Mina allowed herself to be dragged, but found herself unable to take her eyes off the black stone. She got the feeling it was staring right back at her.
Police cars raced down Oxford Street, sirens blaring, but they had to stop when they encountered the thick mass of bodies. Within seconds, the squad cars tilted and rocked as people laid siege to the trapped officers. The windscreens cracked as people climbed up on the bonnets and, within seconds, the police cars had disappeared in a sea of bodies.
“This is insane,” said Mina. “They’re acting like animals.”
“Just keep moving, and don’t make eye-contact. Things are about to get nasty.”
“They’re already nasty.”
David grabbed her arm again and pulled her close. “People are afraid, Mina. And when people are afraid, their inner cavemen come out. There’s no rationality in a man when he panics. Just keep your head down and don’t stop moving.”
Mina dodged around an old woman who had fallen in the road. She wanted to stop and help her, but the crowd was a living thing, and swallowed the pensioner up before there was any chance to offer help. David dragged Mina beneath the awning of French Connection to catch a breath.
“What do we do, David?”
“We wait for the first gap in the crowd and then get the hell out of this city.”
“David, there are hundreds of those stones. What if this is happening everywhere?”
“There are thousands of them,” he corrected her. “You were there when Carol got the report. Thousands of them all over the world. I don’t think I understood the chaos they would cause until now. Hundreds of years ago, people’s superstitions kept them in line. Now, in the age of science, people don’t tolerate things they can’t understand. Until someone makes sense of these stones, things are going to get ghastly.”
Mina swallowed. “I’m afraid, David.”
“So am I, but there’ll be time to be afraid later. We need to get out of here.”
“And then what?”
“We give the public the news, and hope they don’t riot.”
~TONY CROSS~
Iraq-Syria Border
The patch of scrub desert at the Iraq-Syria border was the worst hell British Army Staff Sergeant Tony Cross had ever visited—and he’d visited many. The air was so arid that it seemed to dry you out from within, and every breath was like swallowing sand.

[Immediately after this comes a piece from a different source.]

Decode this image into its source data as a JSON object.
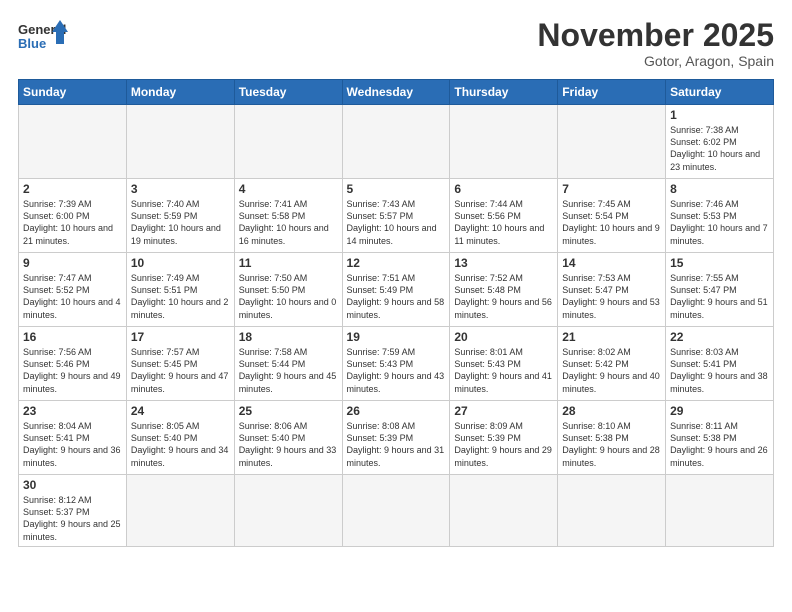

And there was the isolation.
Nothing bu
t sand, rubble, and rocks for a hundred miles in every direction. The nearest town was Rutba, but the people there were as frightened of British soldiers as they were of the fanatical members of the ISN—Islamic State Nationalists. They feared the West because they might be accused of being in league with terrorists, and they feared the ISN because they might be accused of being in league with the West. The ordinary people of Iraq were perpetual victims of religion and money, and neither served them well. Tony felt sorry for them in the same way he felt sorry for cows in the field—they didn’t realise how much their lives were not their own.
Lieutenant Ellis stood with his hands on his hips and stated the obvious, “Looks like this fence has been tampered with.”

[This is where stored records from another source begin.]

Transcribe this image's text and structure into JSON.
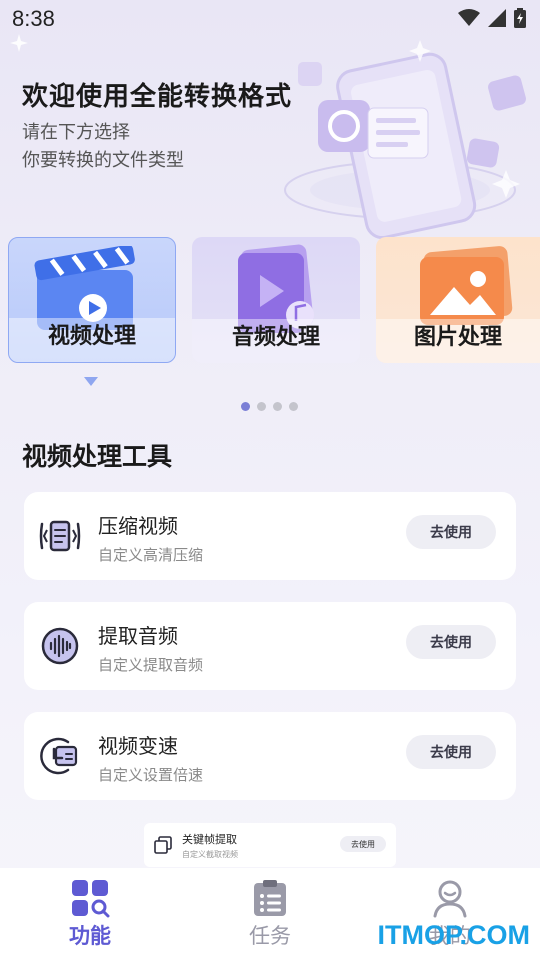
{
  "status_bar": {
    "time": "8:38"
  },
  "hero": {
    "title": "欢迎使用全能转换格式",
    "subtitle_line1": "请在下方选择",
    "subtitle_line2": "你要转换的文件类型"
  },
  "categories": [
    {
      "label": "视频处理",
      "selected": true
    },
    {
      "label": "音频处理",
      "selected": false
    },
    {
      "label": "图片处理",
      "selected": false
    }
  ],
  "carousel": {
    "page_count": 4,
    "active_index": 0
  },
  "section": {
    "title": "视频处理工具"
  },
  "tools": [
    {
      "name": "压缩视频",
      "desc": "自定义高清压缩",
      "button": "去使用",
      "icon": "compress-video-icon"
    },
    {
      "name": "提取音频",
      "desc": "自定义提取音频",
      "button": "去使用",
      "icon": "audio-wave-icon"
    },
    {
      "name": "视频变速",
      "desc": "自定义设置倍速",
      "button": "去使用",
      "icon": "speed-icon"
    }
  ],
  "mini_tool": {
    "name": "关键帧提取",
    "desc": "自定义截取视频",
    "button": "去使用",
    "icon": "keyframe-icon"
  },
  "nav": [
    {
      "label": "功能",
      "icon": "grid-search-icon",
      "active": true
    },
    {
      "label": "任务",
      "icon": "clipboard-list-icon",
      "active": false
    },
    {
      "label": "我的",
      "icon": "user-icon",
      "active": false
    }
  ],
  "colors": {
    "accent": "#5e5ad3",
    "inactive": "#9a9aa8",
    "watermark": "#19a1e6"
  },
  "watermark": "ITMOP.COM"
}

The gap in the border fence was twenty metres wide, and either end of it had been rolled aside so neatly that they resembled a pair of decorative pillars. Sabotage—but from which side?
“What are you thinking, Staff Sergeant?” Lieutenant Ellis asked Tony, no doubt noticing his dubious expression.
“How far away is the border crossing? Two miles? Three? The only way the Iraqi Guard didn’t notice a giant hole in their fence is because they’re either useless, or they’re letting the ISN stroll right on through.”
Ellis stiffened. “We can make no such assumptions. The Iraq national forces were trained by our soldiers. They know what is at stake.”
“Do they? To me their choice is pretty simple. Side with a group of men with the same religion and colour skin as them, or with a bunch of rich, white westerners with avarice behind their smiles.”